The very existence of a science of Ethics depends upon the answers which Psychology gives to such questions. If, for example, it be decided that there is in man no such faculty or organ as conscience, and that what men so designate is but a natural manifestation gradually evolved in and through the physical and social development of man: or if we deny the self-determining power of human beings and assume that what we call the freedom of the will is a delusion (or at least, in the last resort, a negligible element) and that man is but one of the many phenomena or facts of a physical universe--then we may continue, indeed, as some evolutionary and naturalistic thinkers do, to speak of a science of Ethics, but such a science will not be a study of the moral life as we understand it and have defined it.
Ethics, therefore, while dependent upon the philosophical sciences, has its own distinct content and scope.
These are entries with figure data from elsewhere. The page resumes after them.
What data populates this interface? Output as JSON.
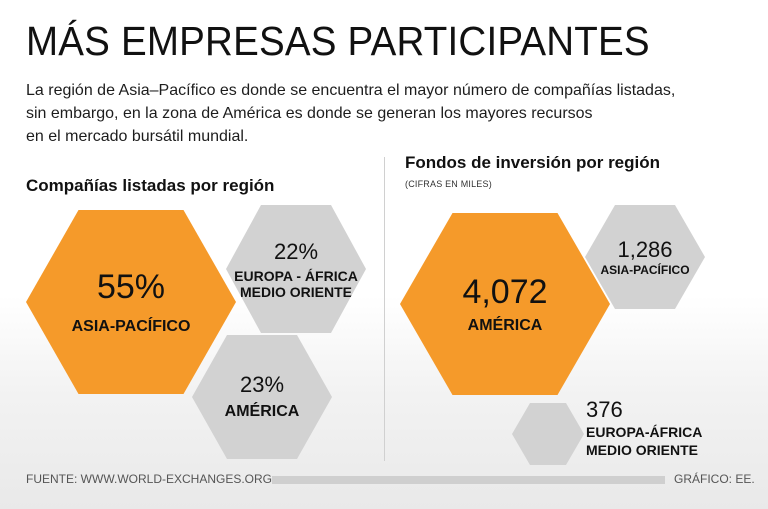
{
  "title": "MÁS EMPRESAS PARTICIPANTES",
  "intro": [
    "La región de Asia–Pacífico es donde se encuentra el mayor número de compañías listadas,",
    "sin embargo, en la zona de América es donde se generan los mayores recursos",
    "en el mercado bursátil mundial."
  ],
  "footer": {
    "source": "FUENTE: WWW.WORLD-EXCHANGES.ORG",
    "credit": "GRÁFICO: EE."
  },
  "colors": {
    "accent": "#f59a2a",
    "neutral": "#d2d2d2"
  },
  "chart_data": [
    {
      "type": "pie",
      "title": "Compañías listadas por región",
      "unit": "%",
      "categories": [
        "ASIA-PACÍFICO",
        "EUROPA - ÁFRICA MEDIO ORIENTE",
        "AMÉRICA"
      ],
      "values": [
        55,
        22,
        23
      ],
      "value_labels": [
        "55%",
        "22%",
        "23%"
      ],
      "highlight": "ASIA-PACÍFICO",
      "label_lines": {
        "asia": [
          "ASIA-PACÍFICO"
        ],
        "europa": [
          "EUROPA - ÁFRICA",
          "MEDIO ORIENTE"
        ],
        "america": [
          "AMÉRICA"
        ]
      }
    },
    {
      "type": "bar",
      "title": "Fondos de inversión por región",
      "subtitle": "(CIFRAS EN MILES)",
      "categories": [
        "AMÉRICA",
        "ASIA-PACÍFICO",
        "EUROPA-ÁFRICA MEDIO ORIENTE"
      ],
      "values": [
        4072,
        1286,
        376
      ],
      "value_labels": [
        "4,072",
        "1,286",
        "376"
      ],
      "highlight": "AMÉRICA",
      "label_lines": {
        "america": [
          "AMÉRICA"
        ],
        "asia": [
          "ASIA-PACÍFICO"
        ],
        "europa": [
          "EUROPA-ÁFRICA",
          "MEDIO ORIENTE"
        ]
      }
    }
  ]
}
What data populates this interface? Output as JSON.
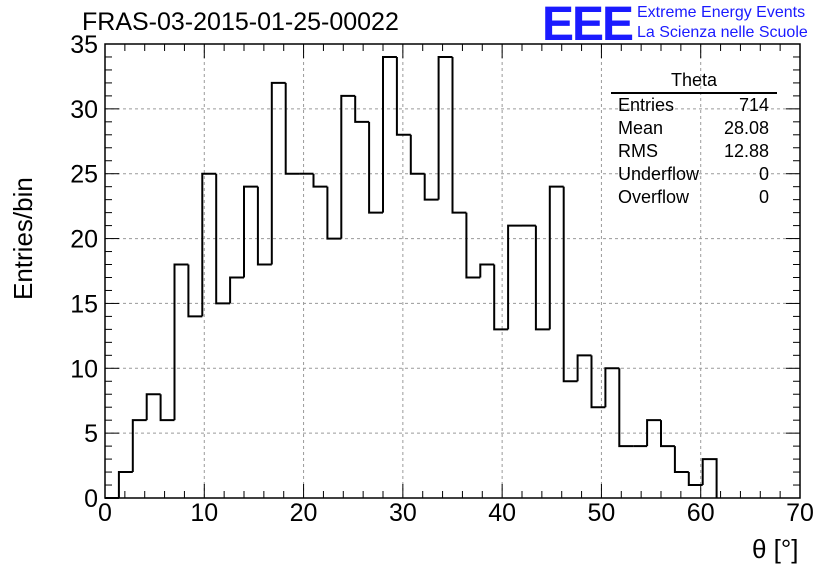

The end of life, that for which a man should live, with all its implications, forms the subject of moral inquiry. It is concerned not merely with what a man is or actually does, but more specifically with what he should be and should do.
Hence, as we have seen, the word 'ought' is the most distinctive term of Ethics involving a consideration of values and a relation of the actual and the ideal. The 'ought' of life constitutes at once the purpose, law, and reason of conduct. It proposes the three great questions involved in all ethical inquiry--whither? how? and why? and determines the three great words which are constantly recurring in every ethical system--end, norm, motive.
Moral good is the moral end considered as realised. The moral norm or rule impelling the will to the realisation of this end is called Duty. The moral motive considered as an acquired power of the acting will is called Virtue.